Exercise is too painful for me

Developing an active mindset involves recognizing the difference between pain and discomfort.

Many people have very negative associations with exercise. It could be psychological, with memories of humiliation during sport at school. It could be the memory of serious and unpleasant physical pain through exercising. The mantra of “pain is weakness leaving the body” isn’t helpful and I don’t believe that doing exercise should be painful. However, I do know that there can be times of significant discomfort.

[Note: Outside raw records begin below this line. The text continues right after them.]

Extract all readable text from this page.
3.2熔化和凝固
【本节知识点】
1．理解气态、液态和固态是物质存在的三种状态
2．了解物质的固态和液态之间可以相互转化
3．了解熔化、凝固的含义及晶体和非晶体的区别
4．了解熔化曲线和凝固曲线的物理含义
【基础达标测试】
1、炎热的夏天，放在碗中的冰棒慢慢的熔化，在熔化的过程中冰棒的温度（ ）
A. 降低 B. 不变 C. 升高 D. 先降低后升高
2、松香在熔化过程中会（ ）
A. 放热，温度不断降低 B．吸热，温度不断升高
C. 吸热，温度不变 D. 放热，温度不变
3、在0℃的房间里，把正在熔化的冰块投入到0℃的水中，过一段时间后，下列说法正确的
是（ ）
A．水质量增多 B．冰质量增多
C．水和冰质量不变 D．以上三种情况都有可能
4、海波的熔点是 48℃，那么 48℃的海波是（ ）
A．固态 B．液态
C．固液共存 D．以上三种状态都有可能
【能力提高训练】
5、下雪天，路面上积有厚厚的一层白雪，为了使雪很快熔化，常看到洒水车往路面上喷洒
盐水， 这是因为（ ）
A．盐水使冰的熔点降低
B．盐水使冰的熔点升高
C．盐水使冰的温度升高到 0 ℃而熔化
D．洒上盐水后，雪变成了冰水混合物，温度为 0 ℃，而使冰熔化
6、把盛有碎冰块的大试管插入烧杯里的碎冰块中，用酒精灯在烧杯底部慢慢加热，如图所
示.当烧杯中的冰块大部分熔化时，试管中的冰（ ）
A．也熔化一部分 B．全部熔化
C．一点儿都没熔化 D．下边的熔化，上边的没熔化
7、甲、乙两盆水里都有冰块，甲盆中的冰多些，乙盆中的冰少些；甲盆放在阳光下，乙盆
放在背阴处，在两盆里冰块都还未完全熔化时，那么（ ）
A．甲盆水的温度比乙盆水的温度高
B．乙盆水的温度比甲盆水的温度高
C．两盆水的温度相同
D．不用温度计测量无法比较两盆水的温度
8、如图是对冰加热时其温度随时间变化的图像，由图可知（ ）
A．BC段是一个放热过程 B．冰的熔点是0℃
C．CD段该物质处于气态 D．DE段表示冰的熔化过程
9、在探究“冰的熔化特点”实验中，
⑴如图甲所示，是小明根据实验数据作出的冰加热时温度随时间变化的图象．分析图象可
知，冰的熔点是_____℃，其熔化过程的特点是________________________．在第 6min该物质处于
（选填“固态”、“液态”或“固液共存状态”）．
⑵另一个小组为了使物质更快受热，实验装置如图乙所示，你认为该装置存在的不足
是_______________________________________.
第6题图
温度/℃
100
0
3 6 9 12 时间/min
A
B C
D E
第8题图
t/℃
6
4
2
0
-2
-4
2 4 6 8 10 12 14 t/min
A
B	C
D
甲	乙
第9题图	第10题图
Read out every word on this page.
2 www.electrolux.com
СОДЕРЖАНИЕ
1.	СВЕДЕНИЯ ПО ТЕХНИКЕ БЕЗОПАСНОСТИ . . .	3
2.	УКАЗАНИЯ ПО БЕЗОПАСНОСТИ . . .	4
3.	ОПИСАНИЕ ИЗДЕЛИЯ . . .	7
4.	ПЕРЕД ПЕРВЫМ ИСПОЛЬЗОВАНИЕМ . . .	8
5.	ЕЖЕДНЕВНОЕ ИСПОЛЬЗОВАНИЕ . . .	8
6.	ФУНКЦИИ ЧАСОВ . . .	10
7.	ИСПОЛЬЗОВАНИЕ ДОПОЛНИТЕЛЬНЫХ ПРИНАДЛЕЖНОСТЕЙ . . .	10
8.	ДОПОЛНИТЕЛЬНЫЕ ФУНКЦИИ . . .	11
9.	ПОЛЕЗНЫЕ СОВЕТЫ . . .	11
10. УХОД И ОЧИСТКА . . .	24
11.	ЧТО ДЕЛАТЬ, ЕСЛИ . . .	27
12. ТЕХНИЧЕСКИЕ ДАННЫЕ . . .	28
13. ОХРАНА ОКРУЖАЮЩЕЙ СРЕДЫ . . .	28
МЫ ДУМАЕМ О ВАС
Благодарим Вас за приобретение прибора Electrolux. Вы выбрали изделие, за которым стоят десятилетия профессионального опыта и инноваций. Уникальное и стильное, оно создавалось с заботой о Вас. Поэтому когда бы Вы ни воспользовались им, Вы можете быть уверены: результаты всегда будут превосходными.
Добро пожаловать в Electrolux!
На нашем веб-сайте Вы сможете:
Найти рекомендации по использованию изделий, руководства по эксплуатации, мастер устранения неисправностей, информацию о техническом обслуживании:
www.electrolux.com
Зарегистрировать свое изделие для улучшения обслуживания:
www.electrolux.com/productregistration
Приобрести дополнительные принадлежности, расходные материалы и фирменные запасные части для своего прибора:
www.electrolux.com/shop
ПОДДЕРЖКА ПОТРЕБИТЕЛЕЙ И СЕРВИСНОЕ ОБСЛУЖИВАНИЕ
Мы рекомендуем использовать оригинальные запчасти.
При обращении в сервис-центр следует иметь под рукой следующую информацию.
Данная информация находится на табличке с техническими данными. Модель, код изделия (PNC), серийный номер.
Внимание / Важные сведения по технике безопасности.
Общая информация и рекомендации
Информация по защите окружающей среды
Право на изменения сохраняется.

For me, I know it sometimes hurts a little to run uphill and I know my legs will ache afterwards. I wouldn’t call it pain, it’s an enjoyable discomfort, but it can be a fine line and recognizing your own limits comes with experience.

Exercising through pain is rarely a good idea. Exercising through a level of discomfort is probably going to be needed at some point.

This leads us into one of the most important aspects of getting fitter.

The most important principle about getting fit

So here it is: you do not get fitter during the actual exercise.

Exercising makes you fitter by putting a strain on your system. Your body then reacts to this stress through our incredible adaptive mechanisms. This is the idea of progressive overload. You need to do enough to get your body to recognize it is under additional stress and then the magic is in the recovery.

This highlights an important point about doing exercise to get fitter. You need progressive overload to get fitter and you then need time and rest in which to adapt.

It is the adaptation that makes the difference. It is one of the most remarkable qualities of skeletal muscle and all the muscles that move us around that they have this capability to change and adapt. The same is true for our hearts and lungs and their ability to move oxygen around our system to get to the muscles. All of these can, and will, adapt and improve if you put them under some strain.

It’s brilliant. It is also forgotten by many people.

If you just go out and run or bike or lift weights over and over again, you never give yourself the chance to adapt before you are broken. You can't get fit in one day.

This is relevant to anyone who is aiming to get a bit fitter. It takes time.

Be patient, persistent, and consistent. Good principles for the writing life in general.

"I’ve found that maintaining a regular running schedule has helped enormously with controlling my stress levels, while giving my brain plenty of creative brainstorming time to get myself out of plot holes and writing slumps."